JOSEPH : Nous étions onze enfants ; la famille était presque au complet lors de notre déménagement à Rouyn. Seule l'aînée qui était mariée était demeurée à La Reine. Les garçons avaient été travaillés un peu en dehors, ici et là avant de venir par ici ; certains sont demeurés pour aider la famille tandis que d'autres cherchèrent à se placer dans les mines ou dans des emplois qui leur convenaient, suivant l'offre et la demande. Mon père tenait à posséder sa propre entreprise ; il allait donc commencer par l'industrie laitière.

J'avais onze ans à mon arrivée à Rouyn ; notre première adresse fut le 454 de la rue Rhéaume (qui est devenue depuis Rhéaume-Ouest). Il y avait une petite maison qui fut agrandie par en arrière et une petite étable pour loger nos animaux ; c'était voisin par I'arrière de la Taverne des Sports de Sam Lajoie, avenue Principale.
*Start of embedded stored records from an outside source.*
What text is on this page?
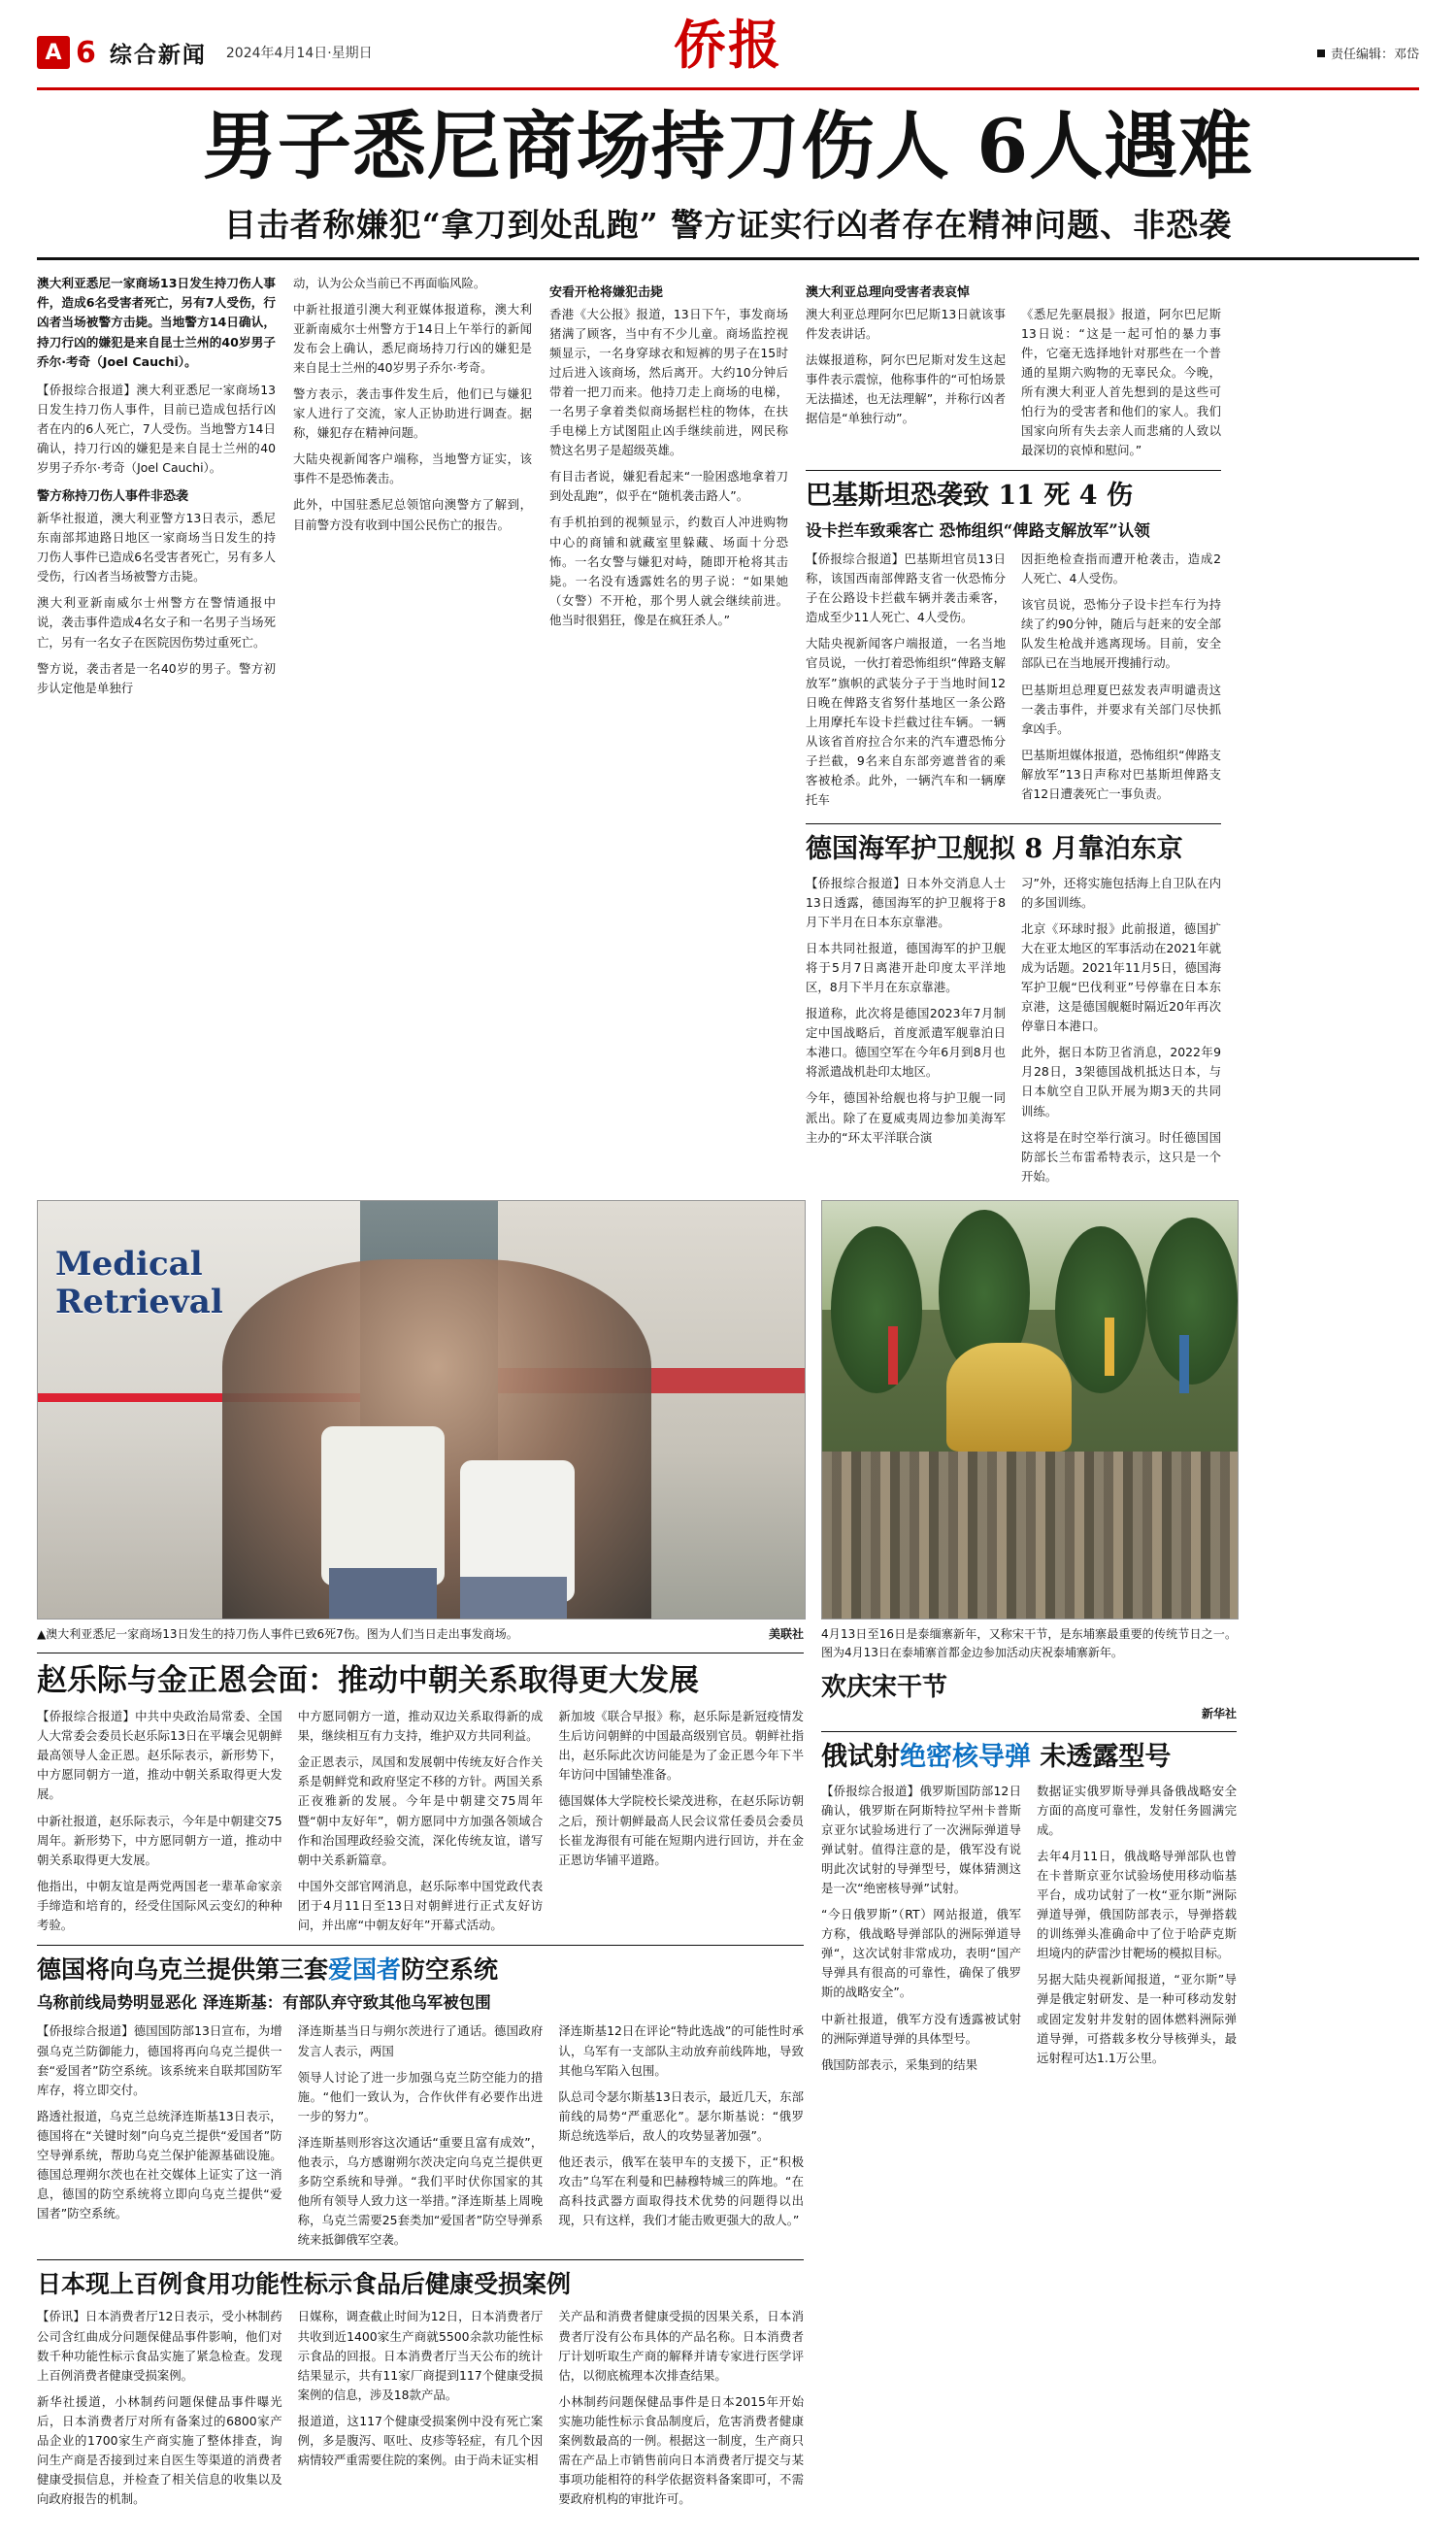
A 6 综合新闻 2024年4月14日·星期日	侨报	责任编辑：邓岱
男子悉尼商场持刀伤人 6人遇难
目击者称嫌犯“拿刀到处乱跑” 警方证实行凶者存在精神问题、非恐袭
澳大利亚悉尼一家商场13日发生持刀伤人事件，造成6名受害者死亡，另有7人受伤，行凶者当场被警方击毙。当地警方14日确认，持刀行凶的嫌犯是来自昆士兰州的40岁男子乔尔·考奇（Joel Cauchi）。

【侨报综合报道】澳大利亚悉尼一家商场13日发生持刀伤人事件，目前已造成包括行凶者在内的6人死亡，7人受伤。当地警方14日确认，持刀行凶的嫌犯是来自昆士兰州的40岁男子乔尔·考奇（Joel Cauchi）。

警方称持刀伤人事件非恐袭

新华社报道，澳大利亚警方13日表示，悉尼东南部邦迪路日地区一家商场当日发生的持刀伤人事件已造成6名受害者死亡，另有多人受伤，行凶者当场被警方击毙。

澳大利亚新南威尔士州警方在警情通报中说，袭击事件造成4名女子和一名男子当场死亡，另有一名女子在医院因伤势过重死亡。

警方说，袭击者是一名40岁的男子。警方初步认定他是单独行

动，认为公众当前已不再面临风险。

中新社报道引澳大利亚媒体报道称，澳大利亚新南威尔士州警方于14日上午举行的新闻发布会上确认，悉尼商场持刀行凶的嫌犯是来自昆士兰州的40岁男子乔尔·考奇。

警方表示，袭击事件发生后，他们已与嫌犯家人进行了交流，家人正协助进行调查。据称，嫌犯存在精神问题。

大陆央视新闻客户端称，当地警方证实，该事件不是恐怖袭击。

此外，中国驻悉尼总领馆向澳警方了解到，目前警方没有收到中国公民伤亡的报告。

安看开枪将嫌犯击毙

香港《大公报》报道，13日下午，事发商场猪满了顾客，当中有不少儿童。商场监控视频显示，一名身穿球衣和短裤的男子在15时过后进入该商场，然后离开。大约10分钟后带着一把刀而来。他持刀走上商场的电梯，一名男子拿着类似商场据栏柱的物体，在扶手电梯上方试图阻止凶手继续前进，网民称赞这名男子是超级英雄。

有目击者说，嫌犯看起来“一脸困惑地拿着刀到处乱跑”，似乎在“随机袭击路人”。

有手机拍到的视频显示，约数百人冲进购物中心的商铺和就藏室里躲藏、场面十分恐怖。一名女警与嫌犯对峙，随即开枪将其击毙。一名没有透露姓名的男子说：“如果她（女警）不开枪，那个男人就会继续前进。他当时很猖狂，像是在疯狂杀人。”

澳大利亚总理向受害者表哀悼

澳大利亚总理阿尔巴尼斯13日就该事件发表讲话。

法媒报道称，阿尔巴尼斯对发生这起事件表示震惊，他称事件的“可怕场景无法描述，也无法理解”，并称行凶者据信是“单独行动”。

《悉尼先驱晨报》报道，阿尔巴尼斯13日说：“这是一起可怕的暴力事件，它毫无选择地针对那些在一个普通的星期六购物的无辜民众。今晚，所有澳大利亚人首先想到的是这些可怕行为的受害者和他们的家人。我们国家向所有失去亲人而悲痛的人致以最深切的哀悼和慰问。”

巴基斯坦恐袭致 11 死 4 伤
设卡拦车致乘客亡 恐怖组织“俾路支解放军”认领

【侨报综合报道】巴基斯坦官员13日称，该国西南部俾路支省一伙恐怖分子在公路设卡拦截车辆并袭击乘客，造成至少11人死亡、4人受伤。

大陆央视新闻客户端报道，一名当地官员说，一伙打着恐怖组织“俾路支解放军”旗帜的武装分子于当地时间12日晚在俾路支省努什基地区一条公路上用摩托车设卡拦截过往车辆。一辆从该省首府拉合尔来的汽车遭恐怖分子拦截，9名来自东部旁遮普省的乘客被枪杀。此外，一辆汽车和一辆摩托车

因拒绝检查指而遭开枪袭击，造成2人死亡、4人受伤。

该官员说，恐怖分子设卡拦车行为持续了约90分钟，随后与赶来的安全部队发生枪战并逃离现场。目前，安全部队已在当地展开搜捕行动。

巴基斯坦总理夏巴兹发表声明谴责这一袭击事件，并要求有关部门尽快抓拿凶手。

巴基斯坦媒体报道，恐怖组织“俾路支解放军”13日声称对巴基斯坦俾路支省12日遭袭死亡一事负责。

德国海军护卫舰拟 8 月靠泊东京

【侨报综合报道】日本外交消息人士13日透露，德国海军的护卫舰将于8月下半月在日本东京靠港。

日本共同社报道，德国海军的护卫舰将于5月7日离港开赴印度太平洋地区，8月下半月在东京靠港。

报道称，此次将是德国2023年7月制定中国战略后，首度派遣军舰靠泊日本港口。德国空军在今年6月到8月也将派遣战机赴印太地区。

今年，德国补给舰也将与护卫舰一同派出。除了在夏威夷周边参加美海军主办的“环太平洋联合演

习”外，还将实施包括海上自卫队在内的多国训练。

北京《环球时报》此前报道，德国扩大在亚太地区的军事活动在2021年就成为话题。2021年11月5日，德国海军护卫舰“巴伐利亚”号停靠在日本东京港，这是德国舰艇时隔近20年再次停靠日本港口。

此外，据日本防卫省消息，2022年9月28日，3架德国战机抵达日本，与日本航空自卫队开展为期3天的共同训练。

这将是在时空举行演习。时任德国国防部长兰布雷希特表示，这只是一个开始。

Medical
Retrieval
▲澳大利亚悉尼一家商场13日发生的持刀伤人事件已致6死7伤。图为人们当日走出事发商场。	美联社
赵乐际与金正恩会面：推动中朝关系取得更大发展

【侨报综合报道】中共中央政治局常委、全国人大常委会委员长赵乐际13日在平壤会见朝鲜最高领导人金正恩。赵乐际表示，新形势下，中方愿同朝方一道，推动中朝关系取得更大发展。

中新社报道，赵乐际表示，今年是中朝建交75周年。新形势下，中方愿同朝方一道，推动中朝关系取得更大发展。

他指出，中朝友谊是两党两国老一辈革命家亲手缔造和培育的，经受住国际风云变幻的种种考验。

中方愿同朝方一道，推动双边关系取得新的成果，继续相互有力支持，维护双方共同利益。

金正恩表示，凤国和发展朝中传统友好合作关系是朝鲜党和政府坚定不移的方针。两国关系正夜雅新的发展。今年是中朝建交75周年暨“朝中友好年”，朝方愿同中方加强各领域合作和治国理政经验交流，深化传统友谊，谱写朝中关系新篇章。

中国外交部官网消息，赵乐际率中国党政代表团于4月11日至13日对朝鲜进行正式友好访问，并出席“中朝友好年”开幕式活动。

新加坡《联合早报》称，赵乐际是新冠疫情发生后访问朝鲜的中国最高级别官员。朝鲜社指出，赵乐际此次访问能是为了金正恩今年下半年访问中国铺垫准备。

德国媒体大学院校长梁茂进称，在赵乐际访朝之后，预计朝鲜最高人民会议常任委员会委员长崔龙海很有可能在短期内进行回访，并在金正恩访华铺平道路。

德国将向乌克兰提供第三套爱国者防空系统
乌称前线局势明显恶化 泽连斯基：有部队弃守致其他乌军被包围

【侨报综合报道】德国国防部13日宣布，为增强乌克兰防御能力，德国将再向乌克兰提供一套“爱国者”防空系统。该系统来自联邦国防军库存，将立即交付。

路透社报道，乌克兰总统泽连斯基13日表示，德国将在“关键时刻”向乌克兰提供“爱国者”防空导弹系统，帮助乌克兰保护能源基础设施。德国总理朔尔茨也在社交媒体上证实了这一消息，德国的防空系统将立即向乌克兰提供“爱国者”防空系统。

泽连斯基当日与朔尔茨进行了通话。德国政府发言人表示，两国

领导人讨论了进一步加强乌克兰防空能力的措施。“他们一致认为，合作伙伴有必要作出进一步的努力”。

泽连斯基则形容这次通话“重要且富有成效”，他表示，乌方感谢朔尔茨决定向乌克兰提供更多防空系统和导弹。“我们平时伏你国家的其他所有领导人致力这一举措。”泽连斯基上周晚称，乌克兰需要25套类加“爱国者”防空导弹系统来抵御俄军空袭。

泽连斯基12日在评论“特此选战”的可能性时承认，乌军有一支部队主动放弃前线阵地，导致其他乌军陷入包围。

队总司令瑟尔斯基13日表示，最近几天，东部前线的局势“严重恶化”。瑟尔斯基说：“俄罗斯总统选举后，敌人的攻势显著加强”。

他还表示，俄军在装甲车的支援下，正“积极攻击”乌军在利曼和巴赫穆特城三的阵地。“在高科技武器方面取得技术优势的问题得以出现，只有这样，我们才能击败更强大的敌人。”

日本现上百例食用功能性标示食品后健康受损案例

【侨讯】日本消费者厅12日表示，受小林制药公司含红曲成分问题保健品事件影响，他们对数千种功能性标示食品实施了紧急检查。发现上百例消费者健康受损案例。

新华社援道，小林制药问题保健品事件曝光后，日本消费者厅对所有备案过的6800家产品企业的1700家生产商实施了整体排查，询问生产商是否接到过来自医生等渠道的消费者健康受损信息，并检查了相关信息的收集以及向政府报告的机制。

日媒称，调查截止时间为12日，日本消费者厅共收到近1400家生产商就5500余款功能性标示食品的回报。日本消费者厅当天公布的统计结果显示，共有11家厂商提到117个健康受损案例的信息，涉及18款产品。

报道道，这117个健康受损案例中没有死亡案例，多是腹泻、呕吐、皮疹等轻症，有几个因病情较严重需要住院的案例。由于尚未证实相

关产品和消费者健康受损的因果关系，日本消费者厅没有公布具体的产品名称。日本消费者厅计划听取生产商的解释并请专家进行医学评估，以彻底梳理本次排查结果。

小林制药问题保健品事件是日本2015年开始实施功能性标示食品制度后，危害消费者健康案例数最高的一例。根据这一制度，生产商只需在产品上市销售前向日本消费者厅提交与某事项功能相符的科学依据资料备案即可，不需要政府机构的审批许可。

4月13日至16日是泰缅寨新年，又称宋干节，是东埔寨最重要的传统节日之一。图为4月13日在泰埔寨首都金边参加活动庆祝泰埔寨新年。
欢庆宋干节
新华社
俄试射绝密核导弹 未透露型号

【侨报综合报道】俄罗斯国防部12日确认，俄罗斯在阿斯特拉罕州卡普斯京亚尔试验场进行了一次洲际弹道导弹试射。值得注意的是，俄军没有说明此次试射的导弹型号，媒体猜测这是一次“绝密核导弹”试射。

“今日俄罗斯”（RT）网站报道，俄军方称，俄战略导弹部队的洲际弹道导弹“，这次试射非常成功，表明“国产导弹具有很高的可靠性，确保了俄罗斯的战略安全”。

中新社报道，俄军方没有透露被试射的洲际弹道导弹的具体型号。

俄国防部表示，采集到的结果

数据证实俄罗斯导弹具备俄战略安全方面的高度可靠性，发射任务圆满完成。

去年4月11日，俄战略导弹部队也曾在卡普斯京亚尔试验场使用移动临基平台，成功试射了一枚“亚尔斯”洲际弹道导弹，俄国防部表示，导弹搭载的训练弹头准确命中了位于哈萨克斯坦境内的萨雷沙甘靶场的模拟目标。

另据大陆央视新闻报道，“亚尔斯”导弹是俄定射研发、是一种可移动发射或固定发射井发射的固体燃料洲际弹道导弹，可搭载多枚分导核弹头，最远射程可达1.1万公里。
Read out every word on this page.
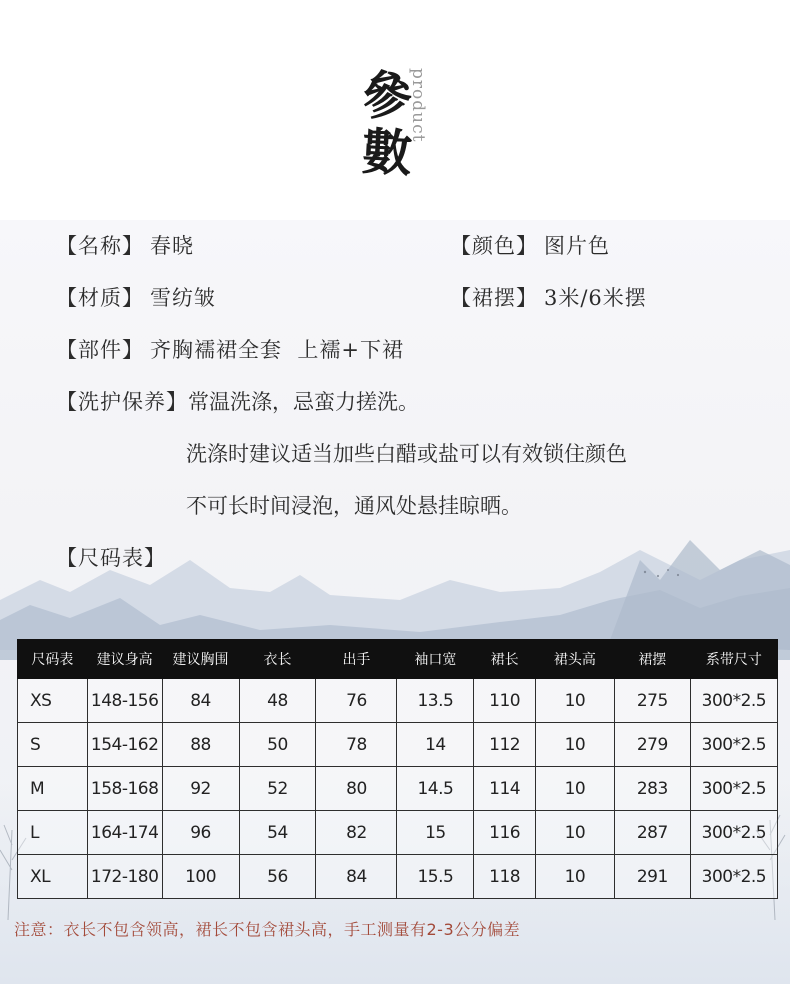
參
數
product
【名称】 春晓	【颜色】 图片色
【材质】 雪纺皱	【裙摆】 3米/6米摆
【部件】 齐胸襦裙全套  上襦+下裙
【洗护保养】常温洗涤，忌蛮力搓洗。
洗涤时建议适当加些白醋或盐可以有效锁住颜色
不可长时间浸泡，通风处悬挂晾晒。
【尺码表】
尺码表	建议身高	建议胸围	衣长	出手	袖口宽	裙长	裙头高	裙摆	系带尺寸
XS	148-156	84	48	76	13.5	110	10	275	300*2.5
S	154-162	88	50	78	14	112	10	279	300*2.5
M	158-168	92	52	80	14.5	114	10	283	300*2.5
L	164-174	96	54	82	15	116	10	287	300*2.5
XL	172-180	100	56	84	15.5	118	10	291	300*2.5
注意：衣长不包含领高，裙长不包含裙头高，手工测量有2-3公分偏差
Tous les terrains des alentours étaient presque vacants. Nous avons bâti en 1931 : il y avait le poulailler où les vaches étaient logées en bas. C'était passablement défriché, mais il restait encore beaucoup de forêt. Les vaches avaient leur pâturage de jour à peu près où se trouve le terrain de golf ; elles revenaient en « ville » pour la traite du soir. Le clos de la nuit partait de l'emplacement du présent presbytère Saint-Michel et allait jusqu'au lac Édouard (jardin botanique). C'était clôturé, de la rue du Portage jusqu'à l'avenue Principale.

VICTORIN : Les porcs étaient un peu à l'écart et ils étaient nourris avec les déchets des restaurants, ce qui en faisait une viande très appréciée.

JOSEPH : Mon travail de petit garçon était d'aller surveiller au pâturage (golf). J'apportais mon Iunch du midi et je revenais à la maison le soir pour la traite ; ça donnait un bon mille de distance par des sentiers à travers bois puisqu'il n'y avait pas encore de chemin. En ce temps, nous avons eu jusqu'à vingt-cinq vaches, car il n'y avait pas de place non plus, en « ville ».

En 1933, nous avons déménagé pour établir une ferme avec bâtisse plus grande, suivant les besoins, et bientôt le troupeau de vaches a dépassé la centaine. La clientèle augmentait de jour en jour et le lait se vendait encore 10 cents la pinte, « qualité supérieure » au litre.

VICTORIN : Au début, il fallait acheter toute l'alimentation nécessaire aux animaux, mais après l'acquisition de la ferme, la construction de la grange, les défrichements successifs et I'achat des machines nécessaires, il fut possible d'en produire une bonne partie.

JOSEPH : Au début c'était nous, les enfants, qui allions livrer le lait directement chez les clients. L'hiver, nous étions aidés par notre gros chien noir et blanc, attelé à un traîneau. Puis ç'a été un poney pour un bon bout de temps, ensuite un cheval, puis deux chevaux, deux voitures, puis trois, puis quatre, le nombre augmentant d'année en année.

Il y avait aussi des clients qui venaient acheter directement le lait à la maison ; ce n'est qu'à partir de 1940 que les dépôts de lait furent laissés dans les magasins.

Ayant la possibilité d'aller faire des études dans un collège, je suis allé à Granby par le train, où se trouvait le Juvénat des Frères du Sacré-Cœur. Mon frère Victorin était allé au collège avant moi. Pour ma part, j'ai été parti un an et demi ; je suis revenu à I'automne de 1934.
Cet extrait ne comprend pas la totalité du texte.